As the French film “Amour” has beautifully explored, becoming ill with cognitive impairment is difficult enough for white upper middle class. It is that much harder for people who have less support, resources, or are physical or intellectual challenged already.
One such group that rarely receives attention in gerontology is the group with Intellectual and Developmental Disabilities (I/DD). A new phenomenon has developed. Because I/DDs are surviving childhood in greater numbers, estimates suggest that their life expectancy has increased from 18 years in 1930 to 59 years in 1970 to 66 years in 1993. Nowadays, life expectancy for those with mild I/DD is fast matching that for the general population. Although men are still lagging behind women in terms of life expectancy gains, the gains are positive across the spectrum.

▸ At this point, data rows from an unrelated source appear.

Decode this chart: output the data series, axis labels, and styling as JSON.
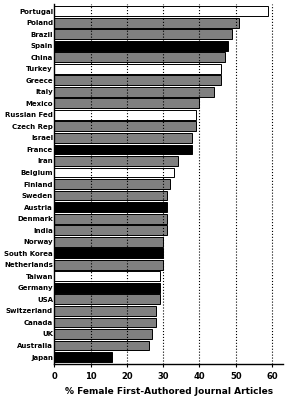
{
  "categories": [
    "Portugal",
    "Poland",
    "Brazil",
    "Spain",
    "China",
    "Turkey",
    "Greece",
    "Italy",
    "Mexico",
    "Russian Fed",
    "Czech Rep",
    "Israel",
    "France",
    "Iran",
    "Belgium",
    "Finland",
    "Sweden",
    "Austria",
    "Denmark",
    "India",
    "Norway",
    "South Korea",
    "Netherlands",
    "Taiwan",
    "Germany",
    "USA",
    "Switzerland",
    "Canada",
    "UK",
    "Australia",
    "Japan"
  ],
  "values": [
    59,
    51,
    49,
    48,
    47,
    46,
    46,
    44,
    40,
    39,
    39,
    38,
    38,
    34,
    33,
    32,
    31,
    31,
    31,
    31,
    30,
    30,
    30,
    29,
    29,
    29,
    28,
    28,
    27,
    26,
    16
  ],
  "colors": [
    "white",
    "gray",
    "gray",
    "black",
    "gray",
    "white",
    "gray",
    "gray",
    "gray",
    "white",
    "gray",
    "gray",
    "black",
    "gray",
    "white",
    "gray",
    "gray",
    "black",
    "gray",
    "gray",
    "gray",
    "black",
    "gray",
    "white",
    "black",
    "gray",
    "gray",
    "gray",
    "gray",
    "gray",
    "black"
  ],
  "xlabel": "% Female First-Authored Journal Articles",
  "xlim": [
    0,
    63
  ],
  "xticks": [
    0,
    10,
    20,
    30,
    40,
    50,
    60
  ],
  "vlines": [
    10,
    20,
    30,
    40,
    50,
    60
  ],
  "bar_edge_color": "black",
  "bar_linewidth": 0.7,
  "background_color": "white"
}
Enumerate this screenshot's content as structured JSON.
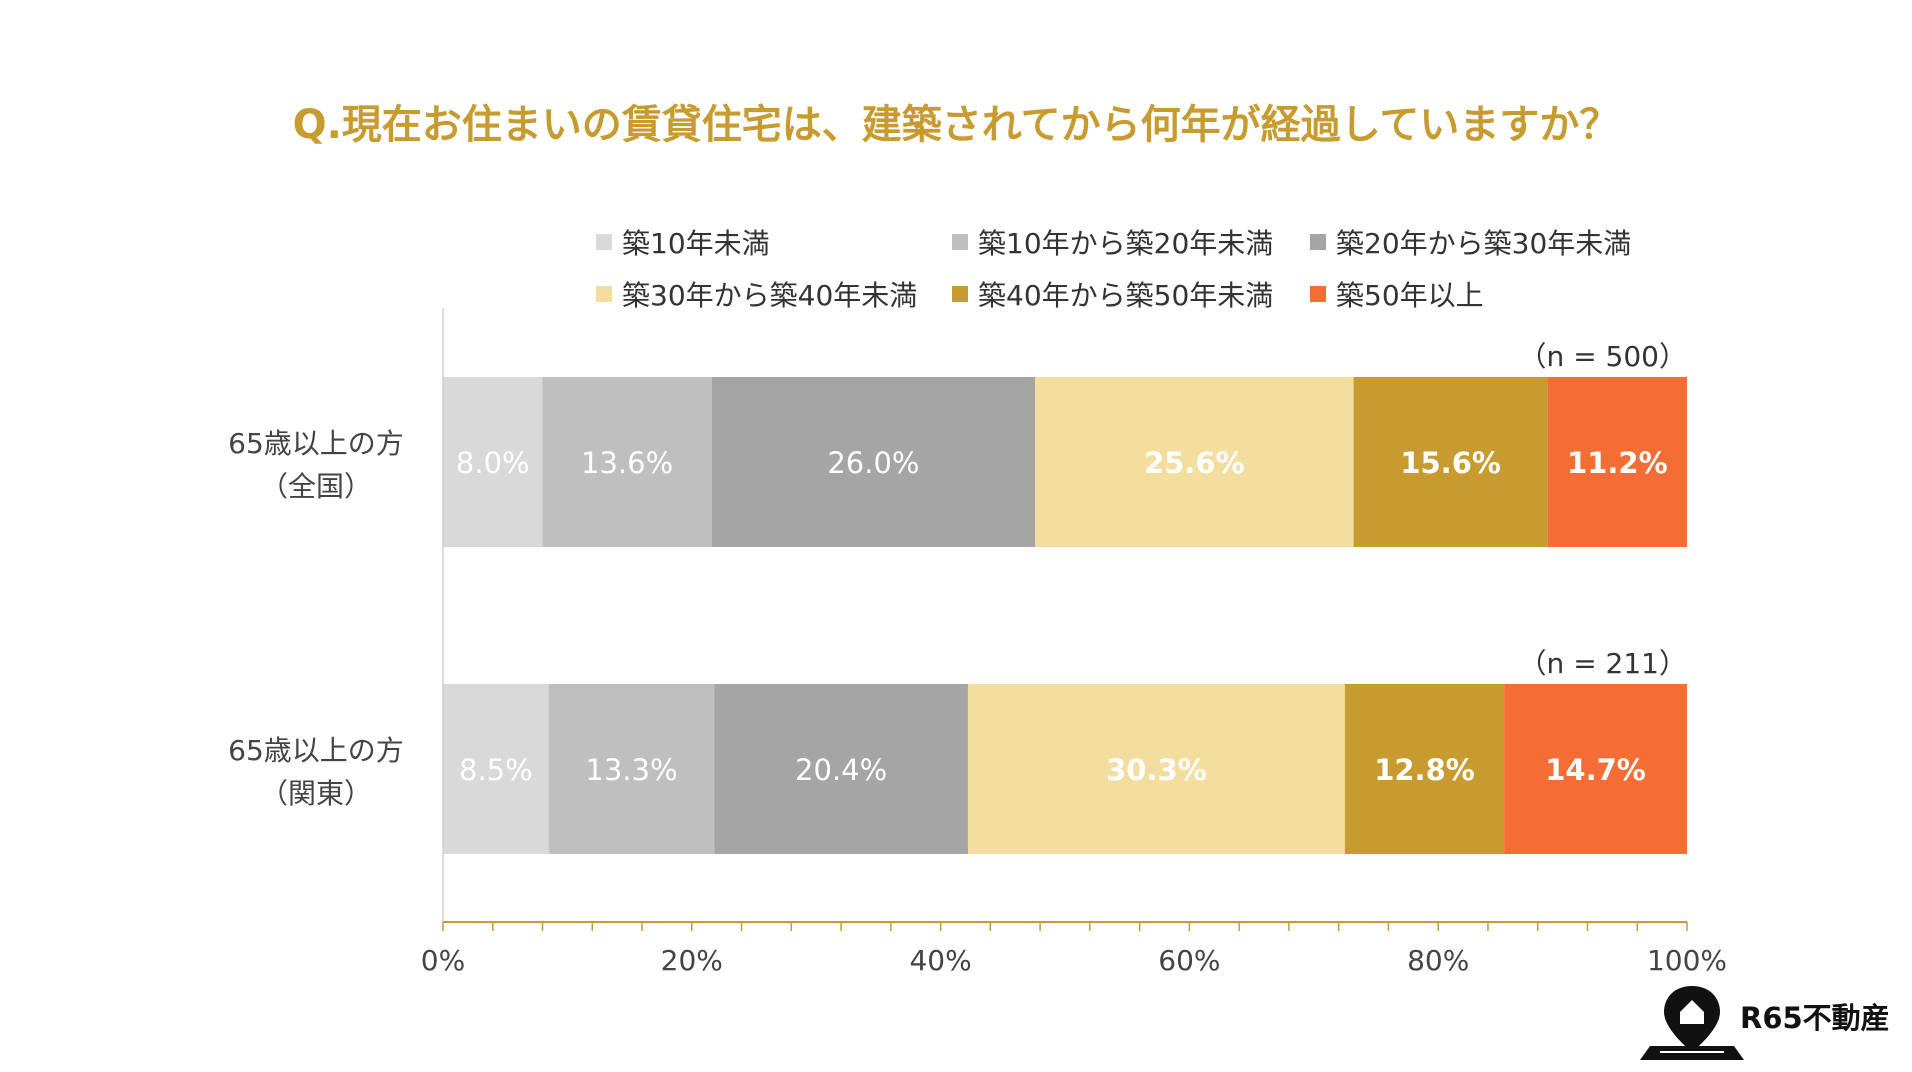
{
  "chart_data": {
    "type": "bar",
    "orientation": "horizontal",
    "stacked": true,
    "title": "Q.現在お住まいの賃貸住宅は、建築されてから何年が経過していますか？",
    "categories": [
      {
        "line1": "65歳以上の方",
        "line2": "（全国）",
        "n_label": "（n = 500）"
      },
      {
        "line1": "65歳以上の方",
        "line2": "（関東）",
        "n_label": "（n = 211）"
      }
    ],
    "series": [
      {
        "name": "築10年未満",
        "color": "#d9d9d9",
        "label_color": "#ffffff",
        "bold": false,
        "values": [
          8.0,
          8.5
        ]
      },
      {
        "name": "築10年から築20年未満",
        "color": "#bfbfbf",
        "label_color": "#ffffff",
        "bold": false,
        "values": [
          13.6,
          13.3
        ]
      },
      {
        "name": "築20年から築30年未満",
        "color": "#a5a5a5",
        "label_color": "#ffffff",
        "bold": false,
        "values": [
          26.0,
          20.4
        ]
      },
      {
        "name": "築30年から築40年未満",
        "color": "#f3dd9f",
        "label_color": "#ffffff",
        "bold": true,
        "values": [
          25.6,
          30.3
        ]
      },
      {
        "name": "築40年から築50年未満",
        "color": "#c89b30",
        "label_color": "#ffffff",
        "bold": true,
        "values": [
          15.6,
          12.8
        ]
      },
      {
        "name": "築50年以上",
        "color": "#f46d34",
        "label_color": "#ffffff",
        "bold": true,
        "values": [
          11.2,
          14.7
        ]
      }
    ],
    "xlim": [
      0,
      100
    ],
    "xticks": [
      "0%",
      "20%",
      "40%",
      "60%",
      "80%",
      "100%"
    ],
    "value_suffix": "%",
    "legend_position": "top"
  },
  "colors": {
    "title": "#c89b30",
    "axis": "#c89b30"
  },
  "logo": {
    "text": "R65不動産",
    "icon": "house-pin-icon"
  }
}
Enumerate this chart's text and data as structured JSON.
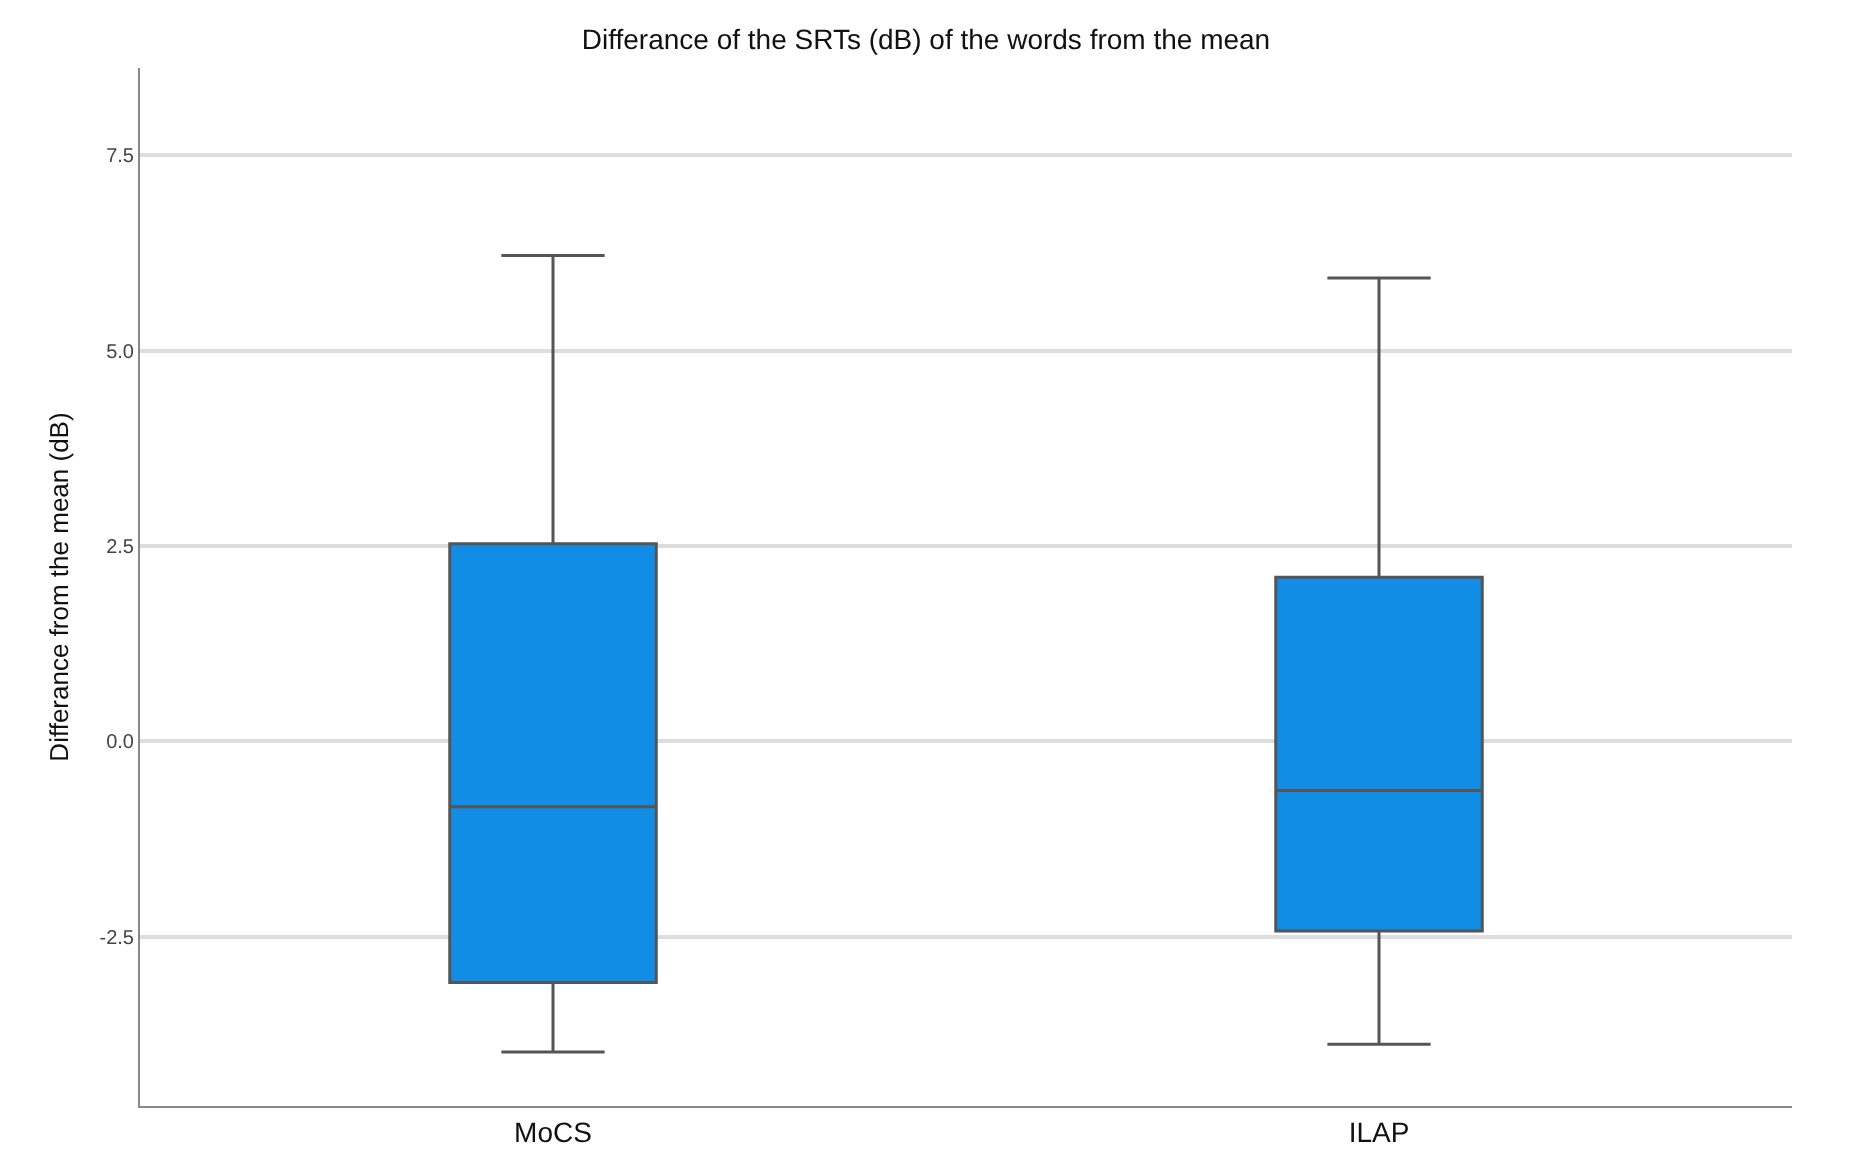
{
  "chart_data": {
    "type": "box",
    "title": "Differance of the SRTs (dB) of the words from the mean",
    "ylabel": "Differance from the mean (dB)",
    "categories": [
      "MoCS",
      "ILAP"
    ],
    "color": "#118de6",
    "boxes": [
      {
        "low": -3.98,
        "q1": -3.09,
        "median": -0.84,
        "q3": 2.53,
        "high": 6.22
      },
      {
        "low": -3.88,
        "q1": -2.43,
        "median": -0.63,
        "q3": 2.1,
        "high": 5.93
      }
    ],
    "ylim": [
      -4.67,
      8.62
    ],
    "yticks": [
      {
        "value": -2.5,
        "label": "-2.5"
      },
      {
        "value": 0,
        "label": "0.0"
      },
      {
        "value": 2.5,
        "label": "2.5"
      },
      {
        "value": 5,
        "label": "5.0"
      },
      {
        "value": 7.5,
        "label": "7.5"
      }
    ],
    "grid": "y"
  }
}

Even those with severe I/DD are living longer—some living up to 80 years of age—doubling the number of older adults with I/DD in the United States from 641,860 in 2000 to 1.2 million by 2030. In a commentary in 2010 Elizabeth Perkins and Julie Moran, report that within the aging baby boomers, those with I/DD are however further disadvantaged. For various reasons, adults with I/DD are more likely to develop chronic health conditions and they are more likely to develop them at younger ages. Some disabilities exacerbate specific diseases in older age. For example older adults with Down syndrome experience higher rates of cataracts, hearing loss, hypothyroidism, osteoporosis, epilepsy, sleep apnea and an elevated risk for Alzheimer’s disease. For more than twenty years, Vee Prasher has been reporting that those with Down syndrome are not only more likely to get dementia (15-40%) but they get it earlier (estimated at 51.3 years of age) and the disease affects their mental capacities faster. The cause is still not completely clear although there are both external factors—diet, exercise, mental stimulation, ecological/environmental—and internal factors—genetics and neural capacity, among other causes.